# Audi Smartphone Interface Retrofit – not for TT RS??



## MKranz (May 14, 2000)

Just picked up a new 2019 TT RS, without the Technology package. ($3500 seemed damn steep to me.) Anyway, have found the MMI interface a little lacking, and I miss CarPlay from my last car. I see that Audi sells the Smartphone Interface for retrofit. However, the webpage at parts.audiusa.com indicates that it's not compatible with the TT RS; only the TT (and I would presume, the TT S as well.) Does this make sense to anyone? Is there something so different about the RS's MMI or whatever that makes it incompatible?


----------



## Vegas-RoadsTTer (Mar 17, 2013)

*I've investigated this for the base TT*



MKranz said:


> Just picked up a new 2019 TT RS, without the Technology package. ($3500 seemed damn steep to me.) Anyway, have found the MMI interface a little lacking, and I miss CarPlay from my last car. I see that Audi sells the Smartphone Interface for retrofit. However, the webpage at parts.audiusa.com indicates that it's not compatible with the TT RS; only the TT (and I would presume, the TT S as well.) Does this make sense to anyone? Is there something so different about the RS's MMI or whatever that makes it incompatible?

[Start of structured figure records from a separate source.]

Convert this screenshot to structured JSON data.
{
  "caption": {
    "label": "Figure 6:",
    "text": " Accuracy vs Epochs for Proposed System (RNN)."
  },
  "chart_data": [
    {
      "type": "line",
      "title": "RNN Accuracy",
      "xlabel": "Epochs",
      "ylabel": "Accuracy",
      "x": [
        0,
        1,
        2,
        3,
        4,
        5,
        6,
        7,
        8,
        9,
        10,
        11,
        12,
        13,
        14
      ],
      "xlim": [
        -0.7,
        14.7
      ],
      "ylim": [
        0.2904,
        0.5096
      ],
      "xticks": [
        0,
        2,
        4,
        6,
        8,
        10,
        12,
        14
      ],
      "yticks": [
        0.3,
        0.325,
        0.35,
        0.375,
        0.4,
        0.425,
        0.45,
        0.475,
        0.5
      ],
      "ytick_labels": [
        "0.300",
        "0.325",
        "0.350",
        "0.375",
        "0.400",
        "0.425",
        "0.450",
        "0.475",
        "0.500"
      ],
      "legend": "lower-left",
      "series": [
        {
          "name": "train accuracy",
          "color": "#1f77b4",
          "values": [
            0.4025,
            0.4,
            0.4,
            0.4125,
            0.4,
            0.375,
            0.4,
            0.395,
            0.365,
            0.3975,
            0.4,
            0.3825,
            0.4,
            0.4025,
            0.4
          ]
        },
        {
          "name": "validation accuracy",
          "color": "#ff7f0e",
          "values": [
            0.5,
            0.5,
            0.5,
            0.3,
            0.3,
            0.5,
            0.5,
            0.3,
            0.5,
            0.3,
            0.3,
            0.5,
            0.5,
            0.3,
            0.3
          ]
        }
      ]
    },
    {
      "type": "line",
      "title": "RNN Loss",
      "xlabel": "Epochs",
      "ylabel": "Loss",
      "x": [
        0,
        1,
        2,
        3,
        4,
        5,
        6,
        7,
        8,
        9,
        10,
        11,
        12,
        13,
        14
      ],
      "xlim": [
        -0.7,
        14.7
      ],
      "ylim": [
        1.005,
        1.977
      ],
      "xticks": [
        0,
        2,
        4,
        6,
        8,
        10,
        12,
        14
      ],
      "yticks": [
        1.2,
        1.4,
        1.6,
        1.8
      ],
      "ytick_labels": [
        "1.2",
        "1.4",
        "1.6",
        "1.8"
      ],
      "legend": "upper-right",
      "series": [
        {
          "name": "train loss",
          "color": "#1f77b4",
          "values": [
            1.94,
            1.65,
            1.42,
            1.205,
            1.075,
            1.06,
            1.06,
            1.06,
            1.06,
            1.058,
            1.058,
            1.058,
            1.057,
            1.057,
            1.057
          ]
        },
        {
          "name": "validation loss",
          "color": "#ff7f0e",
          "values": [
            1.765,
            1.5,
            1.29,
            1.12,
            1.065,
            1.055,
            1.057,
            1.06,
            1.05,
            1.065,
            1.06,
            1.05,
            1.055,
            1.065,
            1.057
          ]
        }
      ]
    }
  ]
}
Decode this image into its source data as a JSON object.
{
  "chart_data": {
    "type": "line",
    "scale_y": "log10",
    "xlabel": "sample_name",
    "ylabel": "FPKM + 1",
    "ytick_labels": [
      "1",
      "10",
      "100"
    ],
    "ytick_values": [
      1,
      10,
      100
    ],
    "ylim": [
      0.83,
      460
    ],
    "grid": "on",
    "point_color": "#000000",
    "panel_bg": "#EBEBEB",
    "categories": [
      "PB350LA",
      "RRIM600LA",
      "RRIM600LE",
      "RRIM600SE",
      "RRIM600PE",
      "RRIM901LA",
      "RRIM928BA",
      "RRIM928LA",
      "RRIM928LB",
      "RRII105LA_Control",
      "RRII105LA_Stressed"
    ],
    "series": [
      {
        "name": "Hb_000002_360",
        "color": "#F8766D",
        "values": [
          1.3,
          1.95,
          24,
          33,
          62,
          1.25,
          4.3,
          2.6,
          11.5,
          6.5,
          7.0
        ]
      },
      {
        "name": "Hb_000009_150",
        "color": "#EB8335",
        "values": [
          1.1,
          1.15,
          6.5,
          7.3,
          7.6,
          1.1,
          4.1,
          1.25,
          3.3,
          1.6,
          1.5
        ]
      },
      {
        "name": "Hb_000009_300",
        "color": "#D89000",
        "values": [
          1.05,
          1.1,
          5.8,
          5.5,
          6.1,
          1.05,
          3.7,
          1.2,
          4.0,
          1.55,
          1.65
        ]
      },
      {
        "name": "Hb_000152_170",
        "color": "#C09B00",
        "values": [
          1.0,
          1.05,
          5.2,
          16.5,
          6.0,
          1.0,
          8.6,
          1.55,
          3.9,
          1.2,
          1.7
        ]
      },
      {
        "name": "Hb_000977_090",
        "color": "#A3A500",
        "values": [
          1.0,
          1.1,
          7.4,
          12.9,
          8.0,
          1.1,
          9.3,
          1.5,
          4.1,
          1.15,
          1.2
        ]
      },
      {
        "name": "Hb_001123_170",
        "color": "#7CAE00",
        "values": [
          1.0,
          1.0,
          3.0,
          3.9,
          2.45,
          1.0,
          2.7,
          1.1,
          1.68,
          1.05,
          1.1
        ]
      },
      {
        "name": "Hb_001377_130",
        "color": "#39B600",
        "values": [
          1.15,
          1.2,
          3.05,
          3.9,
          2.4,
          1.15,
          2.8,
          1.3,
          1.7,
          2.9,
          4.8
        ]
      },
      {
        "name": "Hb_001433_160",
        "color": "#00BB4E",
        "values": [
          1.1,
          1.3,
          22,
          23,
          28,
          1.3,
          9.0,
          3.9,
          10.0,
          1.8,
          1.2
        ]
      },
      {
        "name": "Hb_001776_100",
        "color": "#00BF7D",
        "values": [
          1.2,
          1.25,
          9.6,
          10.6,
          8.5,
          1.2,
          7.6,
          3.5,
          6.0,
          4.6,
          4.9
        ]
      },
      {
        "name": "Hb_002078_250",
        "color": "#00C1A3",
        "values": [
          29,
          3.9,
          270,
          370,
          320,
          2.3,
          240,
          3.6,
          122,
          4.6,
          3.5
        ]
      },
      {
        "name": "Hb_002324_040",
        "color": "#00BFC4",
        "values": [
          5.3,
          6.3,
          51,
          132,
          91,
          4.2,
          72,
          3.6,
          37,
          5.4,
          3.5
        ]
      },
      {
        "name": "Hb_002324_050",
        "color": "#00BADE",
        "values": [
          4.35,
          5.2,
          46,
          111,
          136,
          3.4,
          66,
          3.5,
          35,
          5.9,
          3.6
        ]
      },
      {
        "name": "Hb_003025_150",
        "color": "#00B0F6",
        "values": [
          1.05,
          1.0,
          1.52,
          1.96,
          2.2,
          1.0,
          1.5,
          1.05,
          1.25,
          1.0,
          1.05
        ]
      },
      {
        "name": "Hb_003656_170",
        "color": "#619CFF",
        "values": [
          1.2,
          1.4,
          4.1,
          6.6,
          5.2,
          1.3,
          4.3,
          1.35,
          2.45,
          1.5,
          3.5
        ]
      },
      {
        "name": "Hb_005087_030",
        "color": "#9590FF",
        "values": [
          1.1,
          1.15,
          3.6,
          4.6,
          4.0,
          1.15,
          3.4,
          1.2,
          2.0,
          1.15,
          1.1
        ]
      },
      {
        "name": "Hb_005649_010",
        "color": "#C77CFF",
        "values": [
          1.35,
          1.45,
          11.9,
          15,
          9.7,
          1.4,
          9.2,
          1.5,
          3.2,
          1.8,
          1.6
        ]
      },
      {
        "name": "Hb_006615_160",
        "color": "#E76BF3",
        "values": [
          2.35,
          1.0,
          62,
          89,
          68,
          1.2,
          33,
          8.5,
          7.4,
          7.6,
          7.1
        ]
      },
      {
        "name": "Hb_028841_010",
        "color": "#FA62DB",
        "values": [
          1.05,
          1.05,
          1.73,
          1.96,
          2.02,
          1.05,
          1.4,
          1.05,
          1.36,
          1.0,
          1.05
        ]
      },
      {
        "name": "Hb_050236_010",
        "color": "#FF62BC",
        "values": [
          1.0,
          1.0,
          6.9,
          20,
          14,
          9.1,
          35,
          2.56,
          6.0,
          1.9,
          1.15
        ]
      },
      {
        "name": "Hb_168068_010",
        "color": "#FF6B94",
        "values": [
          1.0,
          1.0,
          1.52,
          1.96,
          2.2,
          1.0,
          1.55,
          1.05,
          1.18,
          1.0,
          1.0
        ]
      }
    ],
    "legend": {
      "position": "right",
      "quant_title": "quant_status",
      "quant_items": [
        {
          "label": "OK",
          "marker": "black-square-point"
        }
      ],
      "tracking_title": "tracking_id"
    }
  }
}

I've been shopping for a 2016 TT roadster and was concerned that I might eventually want the Smartphone interface which was not offered on the 2016 MY in the US so I'd have to get a 2017MY for that feature. After investigation, I found a Smartphone retrofit for the 2016 TT on the Audi GMBH site. To my knowledge, the retrofit you speak of only applies to TTs that have the Technology Package which did not include the Smartphone interface, specifically the 2016 TT and TTS with the Technology Package option. The cost is about $500. That is, a retrofit for a Mk 3 TT/TTS/TTRS without the Technology Package does not exist which is why you are not seeing it because all TTRS sold in the US with the Technology Package have the smartphone interface and thus the retrofit is not needed.


However, to be certain, call you Service Manager to investigate.


----------



## HeyNowSkippy (Apr 16, 2019)

Well that kinda stinks. Is it possible to retrofit the part of the Tech package that would include nav and the smartphone interface? Not cheap, I’m sure. But possible?


----------



## HeyNowSkippy (Apr 16, 2019)

Good news, my sales guy tells me that Smartphone Interface is in fact able to be retrofitted. $399 + 3 hours labor. 


Sent from my iPhone using Tapatalk


----------